Après une première période d’évangélisation sur le cloud privé, la mode est désormais au cloud hybride. Porté par des cas d’usages spectaculaires à l’instar de Netflix, Deezer ou Spotify, l’hybridation du système d’information est censée apporter à la DSI toute la souplesse et l’agilité nécessaire pour répondre aux enjeux métiers. D’une part, je contrôle la majeure partie de mon SI sur un cloud privé et d’autre part, dans les cas de montées en charges temporaires ou de projets à déployer rapidement je vais chercher de la ressource sur un cloud public.

Ce modèle semble vertueux pour la DSI. D’autant plus devant les déconvenues du modèle de cloud privé, comme le détaille Christophe Lesur, Directeur Marketing et Avant-Vente de Cloud Temple, « Dans la plupart des cas la promesse du cloud privé n’a pas été tenue. Les entreprises ont choisi ce modèle pour garder les données en interne, mais la promesse du cloud c’est l’élasticité, soit l’antithèse du cloud privé. Quand il faut développer rapidement un nouveau projet pour répondre aux besoins métiers, la DSI s’aperçoit de la difficulté dès qu’il est nécessaire d’acheter et d’intégrer de la ressource supplémentaire. Face à des montées en charge très forte et limitée dans le temps, la DSI se retrouve en décalage avec le temps des métiers qui imposent une réactivité grandissante. »

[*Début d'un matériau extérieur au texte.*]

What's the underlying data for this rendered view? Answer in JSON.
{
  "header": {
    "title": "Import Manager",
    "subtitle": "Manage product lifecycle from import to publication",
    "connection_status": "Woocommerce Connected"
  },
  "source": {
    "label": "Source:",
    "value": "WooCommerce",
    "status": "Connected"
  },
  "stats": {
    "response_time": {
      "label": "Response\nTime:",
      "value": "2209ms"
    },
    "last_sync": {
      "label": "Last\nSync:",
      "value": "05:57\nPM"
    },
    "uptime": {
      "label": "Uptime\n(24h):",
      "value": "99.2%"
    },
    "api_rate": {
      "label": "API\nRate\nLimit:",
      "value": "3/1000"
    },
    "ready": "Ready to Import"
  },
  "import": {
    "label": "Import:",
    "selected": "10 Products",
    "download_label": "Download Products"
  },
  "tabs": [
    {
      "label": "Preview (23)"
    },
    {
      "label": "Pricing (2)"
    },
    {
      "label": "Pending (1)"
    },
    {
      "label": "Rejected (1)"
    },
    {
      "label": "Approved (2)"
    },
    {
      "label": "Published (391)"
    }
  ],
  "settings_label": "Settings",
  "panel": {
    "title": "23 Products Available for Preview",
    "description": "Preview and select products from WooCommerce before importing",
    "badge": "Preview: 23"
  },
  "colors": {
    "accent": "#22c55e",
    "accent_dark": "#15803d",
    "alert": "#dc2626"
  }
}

L’illusion de la maîtrise des coûts

Face à ces promesses non tenues, les éditeurs tentent de proposer une alternative avec le modèle hybride qui permet de traiter les « débordements » des projets en utilisant de la ressource publique à la demande. « Quand la DSI se heurte aux murs d’évolutions et de « scalabilité » des différents métiers, elle se tourne vers le cloud public avec à la clé la promesse d’optimiser ses coûts. Une promesse difficile à tenir selon les usages : comment prédire la consommation ? La bande passante pour alimenter les bases de données ? comment savoir ce que ces ressources vont finalement coûter ? », explique Christophe Lesur.

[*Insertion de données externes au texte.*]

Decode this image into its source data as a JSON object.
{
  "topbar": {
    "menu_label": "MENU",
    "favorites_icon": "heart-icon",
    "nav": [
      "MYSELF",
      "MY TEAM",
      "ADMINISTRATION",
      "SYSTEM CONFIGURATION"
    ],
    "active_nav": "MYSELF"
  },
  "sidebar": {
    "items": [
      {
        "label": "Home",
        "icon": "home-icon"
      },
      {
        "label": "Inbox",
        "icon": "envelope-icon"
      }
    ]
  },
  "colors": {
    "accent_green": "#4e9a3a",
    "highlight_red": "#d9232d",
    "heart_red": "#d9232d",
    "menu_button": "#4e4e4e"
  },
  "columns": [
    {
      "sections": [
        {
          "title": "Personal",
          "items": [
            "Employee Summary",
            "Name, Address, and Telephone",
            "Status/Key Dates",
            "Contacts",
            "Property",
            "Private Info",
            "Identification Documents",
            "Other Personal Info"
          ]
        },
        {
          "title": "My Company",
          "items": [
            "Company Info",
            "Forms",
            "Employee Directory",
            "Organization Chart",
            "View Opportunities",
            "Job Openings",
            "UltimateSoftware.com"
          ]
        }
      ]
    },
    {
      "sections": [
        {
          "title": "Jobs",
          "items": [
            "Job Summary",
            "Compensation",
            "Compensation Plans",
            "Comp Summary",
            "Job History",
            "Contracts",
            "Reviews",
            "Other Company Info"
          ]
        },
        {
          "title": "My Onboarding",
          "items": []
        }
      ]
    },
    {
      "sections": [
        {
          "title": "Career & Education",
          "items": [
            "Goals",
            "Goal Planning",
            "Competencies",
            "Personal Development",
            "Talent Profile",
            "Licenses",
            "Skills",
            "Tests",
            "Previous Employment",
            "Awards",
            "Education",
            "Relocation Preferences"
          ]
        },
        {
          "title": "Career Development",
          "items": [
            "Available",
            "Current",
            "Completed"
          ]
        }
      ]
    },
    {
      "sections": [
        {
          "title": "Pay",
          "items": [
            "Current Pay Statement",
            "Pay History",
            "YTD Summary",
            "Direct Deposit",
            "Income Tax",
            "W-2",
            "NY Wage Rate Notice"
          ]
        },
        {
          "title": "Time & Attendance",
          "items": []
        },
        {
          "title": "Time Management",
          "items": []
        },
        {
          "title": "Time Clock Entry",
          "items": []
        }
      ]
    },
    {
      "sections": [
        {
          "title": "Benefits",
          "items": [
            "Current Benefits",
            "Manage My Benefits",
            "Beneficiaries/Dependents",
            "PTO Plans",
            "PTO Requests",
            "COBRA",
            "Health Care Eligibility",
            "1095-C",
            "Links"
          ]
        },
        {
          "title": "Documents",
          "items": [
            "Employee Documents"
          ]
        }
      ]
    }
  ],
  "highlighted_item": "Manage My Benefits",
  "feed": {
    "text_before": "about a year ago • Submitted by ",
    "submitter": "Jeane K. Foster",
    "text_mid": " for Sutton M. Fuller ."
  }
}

Des logiciels inadaptés à l’hybridation

A cette difficulté s’en ajoute une seconde : des logiciels inadaptés. « Un logisticien avec un afflux de trafic pendant la période de Noël peut se dire que le cloud hybride est la solution magique pour gérer la charge additionnelle dans son ERP. C’est une vue de l’esprit. Les grands ERP du marché ne sont pas conçus pour ce type de fonctionnement. C’est vrai aussi pour la plupart des applications historiques. Seules les applications orientées Web répondent à ce modèle », renchérit Christophe Lesur. Ce qui explique la mise en avant par les éditeurs de Netflix, Spotify, Deezer pour illustrer l’usage du cloud hybride. Des start-ups avec une architecture orientée web et développée comme telle.

A contrario, la grande majorité des entreprises françaises doivent souvent composer avec leurs imposants logiciels de CRM, de facturation, de logistique et de gestion. Des logiciels historiques dont le développement se prête peu à ce modèle d’architecture.

D’autres voies sont possibles

La cause est entendue, l’architecture orientée web de Netflix ou de Deezer n’est pas représentative du système d’information type de l’entreprise française, qu’elle soit une ETI ou un grand groupe. Face au choix, la DSI a-t-elle des alternatives ? « Plusieurs acteurs innovants, dont Cloud Temple, ont développé des solutions qui allient le meilleur des deux mondes en proposant l’équivalent du cloud privé tout en ayant les caractéristiques du cloud public. Ces acteurs possèdent leurs datacenters, leurs infrastructures, de très gros volumes, de la redondance, etc. Avec ce type de structure, la DSI bénéficie des mêmes engagements de services que ceux proposés par Amazon ou Google. À savoir un paiement à l’usage avec l’élasticité nécessaire. L’idée est d’avoir en permanence de la ressource non affectée disponible immédiatement pour le client », conclut Christophe Lesur.

Au moment du choix, la DSI devra penser avant tout à son cas d’usage. Couplé avec l’historique de son SI, l’usage dictera le choix, qui n’est pas fatalement le cloud hybride mis en avant par le martèlement marketing.